1 – This is the uniform of medieval patriarchal tyranny. It victim-blames women for their beauty. Where this is enforced it symbolises violent mysogyny. I’m not advocating banning this monstrosity but I refuse to defend it. It deserves to be ridiculed. Not the women inside it. pic.twitter.com/qKux0KPjbj
— Maajid – (Mājid) [maːʤɪd] ماجد (@MaajidNawaz) August 7, 2018
Speaking in Scotland, Mrs May declared she agreed with Mr Lewis, saying:
“I do think that we all have to be very careful about the language and terms we use. And some of the terms Boris used describing people’s appearance obviously have offended.

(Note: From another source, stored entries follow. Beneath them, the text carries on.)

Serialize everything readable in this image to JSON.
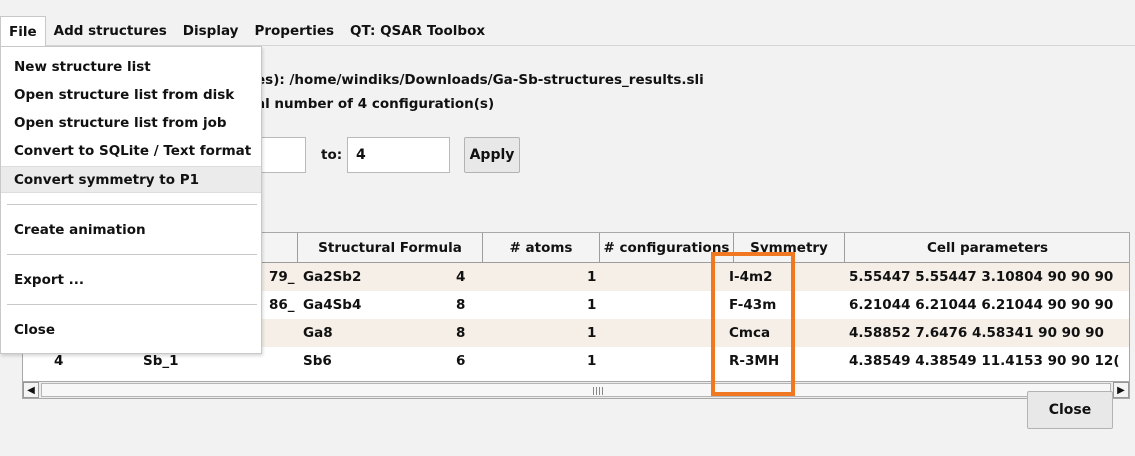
{
  "menubar": {
    "items": [
      "File",
      "Add structures",
      "Display",
      "Properties",
      "QT: QSAR Toolbox"
    ]
  },
  "info": {
    "path_line": "es): /home/windiks/Downloads/Ga-Sb-structures_results.sli",
    "count_line": "al number of 4 configuration(s)"
  },
  "range": {
    "from_value": "",
    "to_label": "to:",
    "to_value": "4",
    "apply_label": "Apply"
  },
  "table": {
    "headers": [
      "Structural Formula",
      "# atoms",
      "# configurations",
      "Symmetry",
      "Cell parameters"
    ],
    "rows": [
      {
        "index": "",
        "name": "79_",
        "formula": "Ga2Sb2",
        "atoms": "4",
        "configs": "1",
        "symmetry": "I-4m2",
        "cell": "5.55447 5.55447 3.10804 90 90 90"
      },
      {
        "index": "",
        "name": "86_",
        "formula": "Ga4Sb4",
        "atoms": "8",
        "configs": "1",
        "symmetry": "F-43m",
        "cell": "6.21044 6.21044 6.21044 90 90 90"
      },
      {
        "index": "",
        "name": "",
        "formula": "Ga8",
        "atoms": "8",
        "configs": "1",
        "symmetry": "Cmca",
        "cell": "4.58852 7.6476 4.58341 90 90 90"
      },
      {
        "index": "4",
        "name": "Sb_1",
        "formula": "Sb6",
        "atoms": "6",
        "configs": "1",
        "symmetry": "R-3MH",
        "cell": "4.38549 4.38549 11.4153 90 90 12("
      }
    ]
  },
  "file_menu": {
    "items": [
      "New structure list",
      "Open structure list from disk",
      "Open structure list from job",
      "Convert to SQLite / Text format",
      "Convert symmetry to P1",
      "Create animation",
      "Export ...",
      "Close"
    ],
    "hovered_item": "Convert symmetry to P1"
  },
  "footer": {
    "close_label": "Close"
  },
  "colors": {
    "highlight": "#f07820",
    "alt_row": "#f5efe8"
  }
}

“What’s important is, do we believe people should have the right to practise their religion and, in the case of women and the burqa and niqab, to choose how they dress?”
Public figures should be able to say what they really think without constant demands to apologise. This country used to believe in free speech.
Out there in Middle England, people will not be offended by what Boris has said. pic.twitter.com/SFkpaX3lOT
— Nigel Farage (@Nigel_Farage) August 8, 2018
Quizzed on whether the “letterbox” and “bank robber” phrases used in the article were “Islamophobic”, she added:
“It is very clear that anybody who is talking about this needs to think very carefully about the language they use and the impact that that language will have on people.”
Mr Johnson, meanwhile, has made it clear he will not be retracting his comments. A source close to him told The Times:
“It is ridiculous that these views are being attacked. We must not fall into the trap of shutting down the debate on difficult issues.
“We have to call it out. If we fail to speak up for liberal values then we are simply yielding ground to reactionaries and extremists.”